The Quick Ratio (also referred to as the acid test ratio) is a financial ratio formula whose main aim is to help the companies measure their ability to pay off their short-term liability dues within the next 90 days with the help of their near-cash assets. It tries to portray how a firm can maximise its Quick Assets to settle short-term debts towards its creditors. Management can use this ratio to get an idea about their preparedness to pay off immediate loan obligations. It can also use this ratio to find out methods to increase its cash and near-cash assets. The ratio is arrived at by dividing the value of the Quick Assets of an organisation by the value of its Current Liabilities. The formula to calculate the Quick Ratio is as mentioned below:
Quick Ratio = Quick Assets/Current Liabilities
Quick Assets are the assets present in a company’s balance sheet that are convertible into cash at short notice. They include cash and cash equivalents, accounts receivable and marketable securities. Current Liabilities, on the other hand, are short-term obligations that a firm needs to pay off to the creditors within a year’s time. Some of the Current Liabilities that are present in the balance sheet include short-term debt, accounts payable, outstanding income taxes, dividends payable and accrued expenses.
Advantages of Quick Ratio
Companies have been using the Quick Ratio to measure their capability of disposing of immediate debt obligations using cash and near-cash assets. There are a number of advantages of using the Quick Ratio for an organisation, which we will discuss in the below paragraphs:
- The main advantage for a company of using the Quick Ratio is that it can easily help them to adequately gauge its overall financial health. If the Quick Ratio is less than one, it denotes that the firm has to shore up its cash and near-cash assets to cover the near-term debt obligations or else it will end up facing liquidity problems. However, if the Quick Ratio is more than 1, the company is doing pretty well in terms of handling its short-term liabilities. Companies should aim for this number as it will help them to have enough reserves at all times.

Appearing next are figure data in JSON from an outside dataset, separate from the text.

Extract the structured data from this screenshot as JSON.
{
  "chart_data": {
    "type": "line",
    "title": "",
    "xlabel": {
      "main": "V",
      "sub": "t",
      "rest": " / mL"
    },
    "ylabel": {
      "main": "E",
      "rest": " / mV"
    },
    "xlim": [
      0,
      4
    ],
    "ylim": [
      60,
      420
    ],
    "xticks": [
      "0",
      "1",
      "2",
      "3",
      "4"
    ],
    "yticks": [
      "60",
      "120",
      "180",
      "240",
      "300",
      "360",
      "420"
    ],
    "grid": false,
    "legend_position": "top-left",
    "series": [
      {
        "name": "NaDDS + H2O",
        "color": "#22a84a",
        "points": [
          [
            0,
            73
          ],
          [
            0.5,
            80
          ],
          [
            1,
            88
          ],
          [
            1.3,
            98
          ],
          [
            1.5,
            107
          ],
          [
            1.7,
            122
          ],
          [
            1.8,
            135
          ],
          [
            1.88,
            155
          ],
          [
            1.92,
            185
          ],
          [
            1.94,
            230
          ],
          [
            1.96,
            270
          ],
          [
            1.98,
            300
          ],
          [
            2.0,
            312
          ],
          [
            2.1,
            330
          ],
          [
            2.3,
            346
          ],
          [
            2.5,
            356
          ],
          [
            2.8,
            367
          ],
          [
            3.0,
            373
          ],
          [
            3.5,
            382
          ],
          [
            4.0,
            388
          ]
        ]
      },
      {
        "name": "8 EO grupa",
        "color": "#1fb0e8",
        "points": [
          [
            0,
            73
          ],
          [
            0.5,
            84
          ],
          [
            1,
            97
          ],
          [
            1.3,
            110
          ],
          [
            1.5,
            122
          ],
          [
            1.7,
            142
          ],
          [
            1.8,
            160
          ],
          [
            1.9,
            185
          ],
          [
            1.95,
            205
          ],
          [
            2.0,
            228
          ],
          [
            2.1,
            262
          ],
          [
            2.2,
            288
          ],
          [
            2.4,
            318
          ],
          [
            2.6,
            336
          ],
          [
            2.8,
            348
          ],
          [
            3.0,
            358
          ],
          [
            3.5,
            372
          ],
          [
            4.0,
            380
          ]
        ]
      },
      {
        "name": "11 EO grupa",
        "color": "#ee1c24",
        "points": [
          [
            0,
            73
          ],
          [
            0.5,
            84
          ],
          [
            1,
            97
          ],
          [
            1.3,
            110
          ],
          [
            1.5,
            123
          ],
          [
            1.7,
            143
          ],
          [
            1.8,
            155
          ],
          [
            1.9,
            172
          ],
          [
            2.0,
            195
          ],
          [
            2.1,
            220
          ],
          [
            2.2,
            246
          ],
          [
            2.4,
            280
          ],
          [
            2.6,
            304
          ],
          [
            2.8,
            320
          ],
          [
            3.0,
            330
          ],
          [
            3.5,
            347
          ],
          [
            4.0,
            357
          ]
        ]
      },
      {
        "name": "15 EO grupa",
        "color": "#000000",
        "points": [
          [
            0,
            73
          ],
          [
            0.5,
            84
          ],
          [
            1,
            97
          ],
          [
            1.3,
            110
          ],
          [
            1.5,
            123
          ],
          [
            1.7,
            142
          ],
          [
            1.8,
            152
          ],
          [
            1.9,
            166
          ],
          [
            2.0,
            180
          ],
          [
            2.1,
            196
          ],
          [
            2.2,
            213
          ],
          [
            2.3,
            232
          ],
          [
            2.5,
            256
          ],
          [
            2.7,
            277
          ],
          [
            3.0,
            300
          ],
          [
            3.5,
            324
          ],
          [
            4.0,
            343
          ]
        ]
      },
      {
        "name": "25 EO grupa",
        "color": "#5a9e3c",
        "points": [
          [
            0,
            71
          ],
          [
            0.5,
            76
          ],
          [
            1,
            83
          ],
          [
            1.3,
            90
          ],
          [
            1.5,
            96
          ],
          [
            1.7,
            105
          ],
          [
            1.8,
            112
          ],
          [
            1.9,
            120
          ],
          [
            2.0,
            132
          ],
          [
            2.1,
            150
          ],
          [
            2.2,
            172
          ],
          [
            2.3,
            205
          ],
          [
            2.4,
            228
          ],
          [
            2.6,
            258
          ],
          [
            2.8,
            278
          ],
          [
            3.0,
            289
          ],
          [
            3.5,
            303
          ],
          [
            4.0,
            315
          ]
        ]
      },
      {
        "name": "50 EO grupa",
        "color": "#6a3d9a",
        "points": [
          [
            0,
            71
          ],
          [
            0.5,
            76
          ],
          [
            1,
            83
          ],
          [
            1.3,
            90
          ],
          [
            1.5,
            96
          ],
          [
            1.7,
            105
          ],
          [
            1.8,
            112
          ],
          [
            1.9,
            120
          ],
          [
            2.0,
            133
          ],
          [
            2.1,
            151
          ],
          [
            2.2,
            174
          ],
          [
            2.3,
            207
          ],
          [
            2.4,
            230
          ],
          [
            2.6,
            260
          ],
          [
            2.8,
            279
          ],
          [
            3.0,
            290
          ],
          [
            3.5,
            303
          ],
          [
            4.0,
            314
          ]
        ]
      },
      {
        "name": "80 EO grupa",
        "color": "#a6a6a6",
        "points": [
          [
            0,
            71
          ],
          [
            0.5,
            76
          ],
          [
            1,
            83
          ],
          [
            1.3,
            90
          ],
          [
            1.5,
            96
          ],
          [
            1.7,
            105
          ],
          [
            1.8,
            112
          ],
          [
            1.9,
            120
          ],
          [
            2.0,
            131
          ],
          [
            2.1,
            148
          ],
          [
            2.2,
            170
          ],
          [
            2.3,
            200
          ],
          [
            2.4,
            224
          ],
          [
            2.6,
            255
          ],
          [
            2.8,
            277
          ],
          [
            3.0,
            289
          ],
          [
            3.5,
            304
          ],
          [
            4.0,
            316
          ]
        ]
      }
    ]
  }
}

- The Quick Ratio will also help a firm get an idea of the efficiency of its overall operating cycle. It will bring about an understanding of the areas where they need to change drastically to avoid any sort of debt. It is important to know that because in case the Quick Ratio ends up being lower than 1, the management will have to address this problem immediately before it becomes too big to handle.
- Calculating the Quick Ratio also informs the decision-makers in a firm if they are able to maintain an optimal level of Quick Assets to help pay off their immediate liabilities. Companies must focus on having a Quick Ratio of more than one. It is important because having enough cash and near-cash assets can help them cover the liabilities without much trouble.

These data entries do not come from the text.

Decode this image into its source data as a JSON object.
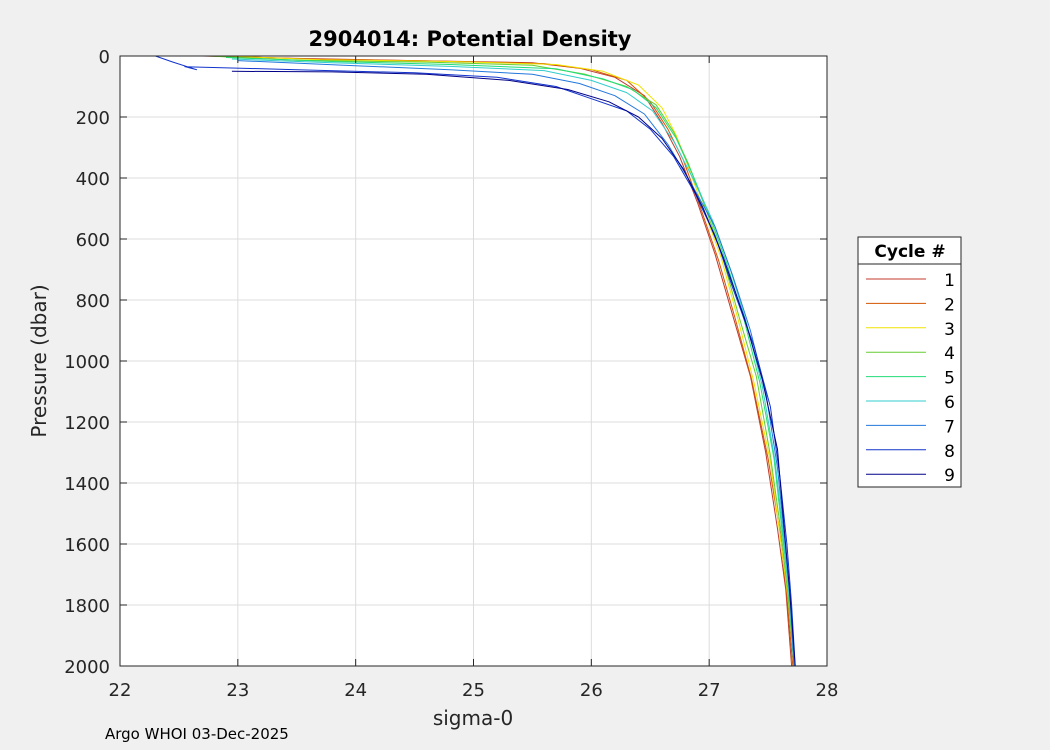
{
  "footer": "Argo WHOI 03-Dec-2025",
  "chart_data": {
    "type": "line",
    "title": "2904014: Potential Density",
    "xlabel": "sigma-0",
    "ylabel": "Pressure (dbar)",
    "xlim": [
      22,
      28
    ],
    "ylim": [
      0,
      2000
    ],
    "y_reversed": true,
    "grid": true,
    "xticks": [
      "22",
      "23",
      "24",
      "25",
      "26",
      "27",
      "28"
    ],
    "yticks": [
      "0",
      "200",
      "400",
      "600",
      "800",
      "1000",
      "1200",
      "1400",
      "1600",
      "1800",
      "2000"
    ],
    "legend": {
      "title": "Cycle #",
      "position": "outside-right"
    },
    "series": [
      {
        "name": "1",
        "color": "#c0392b",
        "points": [
          [
            22.7,
            0
          ],
          [
            23.5,
            8
          ],
          [
            24.5,
            15
          ],
          [
            25.5,
            22
          ],
          [
            25.9,
            40
          ],
          [
            26.2,
            70
          ],
          [
            26.45,
            130
          ],
          [
            26.6,
            220
          ],
          [
            26.75,
            330
          ],
          [
            26.9,
            480
          ],
          [
            27.05,
            650
          ],
          [
            27.2,
            850
          ],
          [
            27.35,
            1050
          ],
          [
            27.48,
            1300
          ],
          [
            27.58,
            1550
          ],
          [
            27.65,
            1750
          ],
          [
            27.7,
            2000
          ]
        ]
      },
      {
        "name": "2",
        "color": "#d35400",
        "points": [
          [
            22.8,
            0
          ],
          [
            23.6,
            10
          ],
          [
            24.6,
            16
          ],
          [
            25.6,
            25
          ],
          [
            26.0,
            45
          ],
          [
            26.3,
            80
          ],
          [
            26.5,
            150
          ],
          [
            26.65,
            240
          ],
          [
            26.78,
            340
          ],
          [
            26.92,
            490
          ],
          [
            27.08,
            670
          ],
          [
            27.22,
            860
          ],
          [
            27.36,
            1060
          ],
          [
            27.5,
            1320
          ],
          [
            27.6,
            1560
          ],
          [
            27.66,
            1770
          ],
          [
            27.71,
            2000
          ]
        ]
      },
      {
        "name": "3",
        "color": "#f1e200",
        "points": [
          [
            22.9,
            0
          ],
          [
            23.7,
            12
          ],
          [
            24.8,
            18
          ],
          [
            25.7,
            28
          ],
          [
            26.1,
            50
          ],
          [
            26.4,
            95
          ],
          [
            26.6,
            170
          ],
          [
            26.72,
            260
          ],
          [
            26.82,
            360
          ],
          [
            26.95,
            500
          ],
          [
            27.1,
            660
          ],
          [
            27.25,
            870
          ],
          [
            27.38,
            1070
          ],
          [
            27.52,
            1330
          ],
          [
            27.6,
            1570
          ],
          [
            27.67,
            1780
          ],
          [
            27.72,
            2000
          ]
        ]
      },
      {
        "name": "4",
        "color": "#66cc33",
        "points": [
          [
            22.75,
            0
          ],
          [
            23.5,
            14
          ],
          [
            24.6,
            20
          ],
          [
            25.5,
            30
          ],
          [
            25.95,
            60
          ],
          [
            26.3,
            100
          ],
          [
            26.55,
            160
          ],
          [
            26.7,
            250
          ],
          [
            26.82,
            350
          ],
          [
            26.95,
            480
          ],
          [
            27.1,
            640
          ],
          [
            27.25,
            850
          ],
          [
            27.4,
            1050
          ],
          [
            27.52,
            1310
          ],
          [
            27.61,
            1560
          ],
          [
            27.67,
            1770
          ],
          [
            27.72,
            2000
          ]
        ]
      },
      {
        "name": "5",
        "color": "#22dd77",
        "points": [
          [
            22.9,
            5
          ],
          [
            23.8,
            18
          ],
          [
            24.8,
            28
          ],
          [
            25.7,
            42
          ],
          [
            26.1,
            75
          ],
          [
            26.35,
            110
          ],
          [
            26.55,
            170
          ],
          [
            26.72,
            270
          ],
          [
            26.85,
            380
          ],
          [
            27.0,
            520
          ],
          [
            27.15,
            680
          ],
          [
            27.3,
            870
          ],
          [
            27.43,
            1070
          ],
          [
            27.55,
            1320
          ],
          [
            27.62,
            1560
          ],
          [
            27.68,
            1770
          ],
          [
            27.72,
            2000
          ]
        ]
      },
      {
        "name": "6",
        "color": "#33cccc",
        "points": [
          [
            22.95,
            10
          ],
          [
            23.8,
            22
          ],
          [
            24.8,
            34
          ],
          [
            25.6,
            48
          ],
          [
            26.0,
            80
          ],
          [
            26.3,
            120
          ],
          [
            26.52,
            180
          ],
          [
            26.7,
            280
          ],
          [
            26.86,
            400
          ],
          [
            27.03,
            540
          ],
          [
            27.18,
            700
          ],
          [
            27.32,
            880
          ],
          [
            27.45,
            1080
          ],
          [
            27.56,
            1330
          ],
          [
            27.63,
            1570
          ],
          [
            27.68,
            1780
          ],
          [
            27.72,
            2000
          ]
        ]
      },
      {
        "name": "7",
        "color": "#2277dd",
        "points": [
          [
            23.0,
            15
          ],
          [
            23.9,
            30
          ],
          [
            24.8,
            45
          ],
          [
            25.5,
            60
          ],
          [
            25.9,
            90
          ],
          [
            26.2,
            130
          ],
          [
            26.45,
            190
          ],
          [
            26.65,
            290
          ],
          [
            26.85,
            420
          ],
          [
            27.05,
            560
          ],
          [
            27.2,
            720
          ],
          [
            27.35,
            900
          ],
          [
            27.48,
            1100
          ],
          [
            27.58,
            1350
          ],
          [
            27.64,
            1580
          ],
          [
            27.69,
            1790
          ],
          [
            27.72,
            2000
          ]
        ]
      },
      {
        "name": "8",
        "color": "#1133cc",
        "points": [
          [
            22.3,
            0
          ],
          [
            22.45,
            20
          ],
          [
            22.65,
            45
          ],
          [
            22.55,
            35
          ],
          [
            23.5,
            45
          ],
          [
            24.5,
            55
          ],
          [
            25.2,
            70
          ],
          [
            25.7,
            100
          ],
          [
            26.0,
            140
          ],
          [
            26.3,
            180
          ],
          [
            26.5,
            240
          ],
          [
            26.7,
            330
          ],
          [
            26.88,
            450
          ],
          [
            27.05,
            590
          ],
          [
            27.2,
            760
          ],
          [
            27.38,
            950
          ],
          [
            27.52,
            1150
          ],
          [
            27.6,
            1380
          ],
          [
            27.66,
            1600
          ],
          [
            27.7,
            1800
          ],
          [
            27.73,
            2000
          ]
        ]
      },
      {
        "name": "9",
        "color": "#000088",
        "points": [
          [
            22.95,
            50
          ],
          [
            23.8,
            52
          ],
          [
            24.6,
            60
          ],
          [
            25.3,
            80
          ],
          [
            25.8,
            110
          ],
          [
            26.15,
            150
          ],
          [
            26.4,
            200
          ],
          [
            26.6,
            270
          ],
          [
            26.78,
            370
          ],
          [
            26.95,
            500
          ],
          [
            27.12,
            660
          ],
          [
            27.3,
            860
          ],
          [
            27.45,
            1060
          ],
          [
            27.58,
            1290
          ],
          [
            27.63,
            1520
          ],
          [
            27.68,
            1740
          ],
          [
            27.73,
            2000
          ]
        ]
      }
    ]
  }
}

Limitations of Quick Ratio
The Quick Ratio is useful in a number of ways, but not all firms prefer to use it as the only means to measure their liquidity. There are several issues with this financial ratio, which are as follows:
- The Quick Ratio is not a foolproof indicator of the real liquidity position of a firm. It would not be advisable for any management to rely solely on this financial ratio. The main issue with the Quick Ratio is that it gives no information about things like working capital that can help them to make an assessment of the firm’s true financial position.
- The method of calculating the acid test ratio does not include inventory because it is not a part of the Quick Assets. Although inventory is assumed to take more time for conversion into cash, there are several firms where it is very easy to sell it off at a marketable price. So if the management relies solely on the Quick Ratio, they may end up underestimating the capability of their firm to pay off its immediate-term debt obligations.

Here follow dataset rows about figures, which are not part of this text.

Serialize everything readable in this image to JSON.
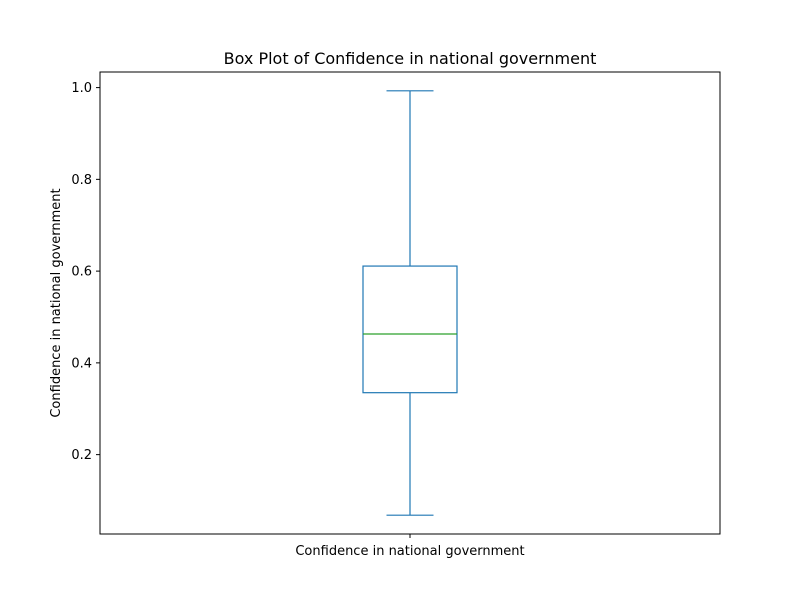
{
  "chart_data": {
    "type": "box",
    "title": "Box Plot of Confidence in national government",
    "xlabel": "",
    "ylabel": "Confidence in national government",
    "categories": [
      "Confidence in national government"
    ],
    "boxes": [
      {
        "category": "Confidence in national government",
        "whisker_low": 0.068,
        "q1": 0.335,
        "median": 0.463,
        "q3": 0.611,
        "whisker_high": 0.993
      }
    ],
    "ylim": [
      0.027,
      1.034
    ],
    "yticks": [
      0.2,
      0.4,
      0.6,
      0.8,
      1.0
    ],
    "ytick_labels": [
      "0.2",
      "0.4",
      "0.6",
      "0.8",
      "1.0"
    ],
    "grid": false,
    "colors": {
      "box": "#1f77b4",
      "median": "#2ca02c",
      "axes": "#000000"
    }
  }
}
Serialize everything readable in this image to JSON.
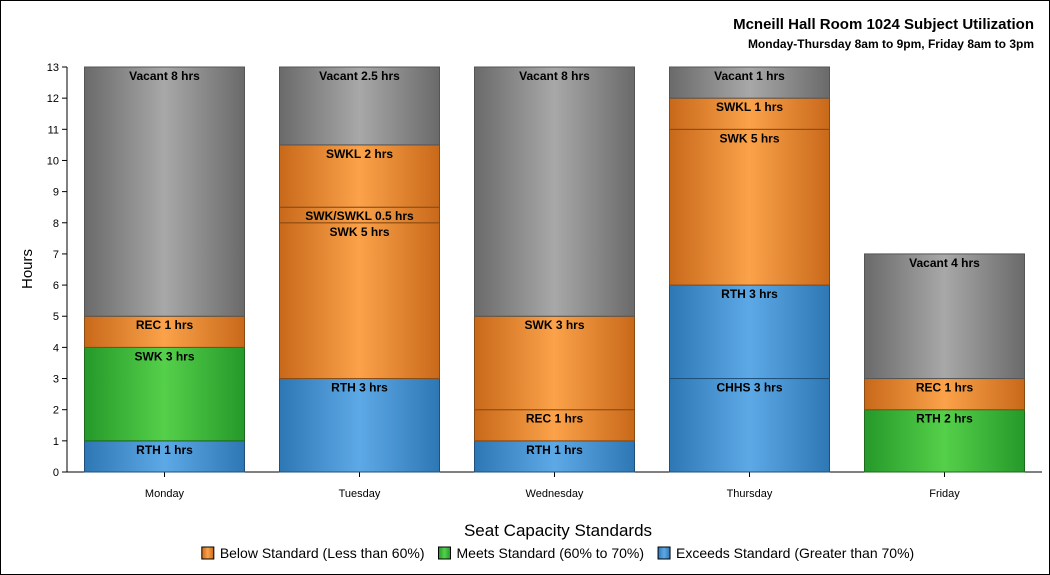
{
  "chart_data": {
    "type": "bar",
    "stacked": true,
    "title": "Mcneill Hall Room 1024 Subject Utilization",
    "subtitle": "Monday-Thursday 8am to 9pm, Friday 8am to 3pm",
    "xlabel": "",
    "ylabel": "Hours",
    "ylim": [
      0,
      13
    ],
    "yticks": [
      0,
      1,
      2,
      3,
      4,
      5,
      6,
      7,
      8,
      9,
      10,
      11,
      12,
      13
    ],
    "categories": [
      "Monday",
      "Tuesday",
      "Wednesday",
      "Thursday",
      "Friday"
    ],
    "stacks": [
      [
        {
          "label": "RTH 1 hrs",
          "value": 1,
          "group": "exceeds"
        },
        {
          "label": "SWK 3 hrs",
          "value": 3,
          "group": "meets"
        },
        {
          "label": "REC 1 hrs",
          "value": 1,
          "group": "below"
        },
        {
          "label": "Vacant 8 hrs",
          "value": 8,
          "group": "vacant"
        }
      ],
      [
        {
          "label": "RTH 3 hrs",
          "value": 3,
          "group": "exceeds"
        },
        {
          "label": "SWK 5 hrs",
          "value": 5,
          "group": "below"
        },
        {
          "label": "SWK/SWKL 0.5 hrs",
          "value": 0.5,
          "group": "below"
        },
        {
          "label": "SWKL 2 hrs",
          "value": 2,
          "group": "below"
        },
        {
          "label": "Vacant 2.5 hrs",
          "value": 2.5,
          "group": "vacant"
        }
      ],
      [
        {
          "label": "RTH 1 hrs",
          "value": 1,
          "group": "exceeds"
        },
        {
          "label": "REC 1 hrs",
          "value": 1,
          "group": "below"
        },
        {
          "label": "SWK 3 hrs",
          "value": 3,
          "group": "below"
        },
        {
          "label": "Vacant 8 hrs",
          "value": 8,
          "group": "vacant"
        }
      ],
      [
        {
          "label": "CHHS 3 hrs",
          "value": 3,
          "group": "exceeds"
        },
        {
          "label": "RTH 3 hrs",
          "value": 3,
          "group": "exceeds"
        },
        {
          "label": "SWK 5 hrs",
          "value": 5,
          "group": "below"
        },
        {
          "label": "SWKL 1 hrs",
          "value": 1,
          "group": "below"
        },
        {
          "label": "Vacant 1 hrs",
          "value": 1,
          "group": "vacant"
        }
      ],
      [
        {
          "label": "RTH 2 hrs",
          "value": 2,
          "group": "meets"
        },
        {
          "label": "REC 1 hrs",
          "value": 1,
          "group": "below"
        },
        {
          "label": "Vacant 4 hrs",
          "value": 4,
          "group": "vacant"
        }
      ]
    ],
    "legend": {
      "title": "Seat Capacity Standards",
      "placement": "bottom",
      "items": [
        {
          "key": "below",
          "label": "Below Standard (Less than 60%)"
        },
        {
          "key": "meets",
          "label": "Meets Standard (60% to 70%)"
        },
        {
          "key": "exceeds",
          "label": "Exceeds Standard (Greater than 70%)"
        }
      ]
    },
    "colors": {
      "below": {
        "edge": "#C8691A",
        "mid": "#FBA24A",
        "stroke": "#8A4A12"
      },
      "meets": {
        "edge": "#25992A",
        "mid": "#55D04A",
        "stroke": "#1C6A1E"
      },
      "exceeds": {
        "edge": "#2E77B5",
        "mid": "#5DA9E6",
        "stroke": "#1F4F7A"
      },
      "vacant": {
        "edge": "#6A6A6A",
        "mid": "#A8A8A8",
        "stroke": "#555555"
      }
    }
  }
}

- Another demerit of using the acid test ratio is that it tends to ignore the timings and level of the cash flows that take place within a company. This sometimes leads to an incorrect estimation of a firm’s ability to pay off its creditors on time and can cause problems for the business in the future.
The Quick Ratio is, without doubt, an important measure to evaluate the ability of a firm to clear off its short-term liabilities. It is essential to help companies assess their liquidity. Companies should be advised to not solely rely on just one financial ratio but also use other measures to ascertain their financial position. This way, they will have a better idea about the liquidity position of their business.
- Difference Between Capital Expenditure and Revenue Expenditure
- Balance Sheet Vs Consolidated Balance Sheet
- Adjustment for Accumulated Profits and Losses
- Balance of Payments Surplus and Deficit
Frequently Asked Questions
What does a Quick Ratio of 5 mean for a company?
A Quick Ratio of 5 means that a company’s Quick Assets are five times the size of its Current Liabilities. It also means that the company is well equipped in terms of liquidity to cover its immediate obligations to creditors.
If the Quick Assets of a small firm is Rs. 8000 and the Current Liabilities is Rs. 8000, what would be the Quick Ratio for that firm? What does it say about the liquidity of the firm?
To calculate the Quick Ratio, we use the below formula:
Quick Ratio = Quick Assets/Current Liabilities
So if Quick Assets is Rs. 8000 and Quick Liabilities are Rs. 8000, then the Quick Ratio will be 1 (80000/80000).
A Quick Ratio of 1 is adequate for the company because it signifies that they have enough cash and near-cash assets to cover the immediate-term obligations towards its creditors.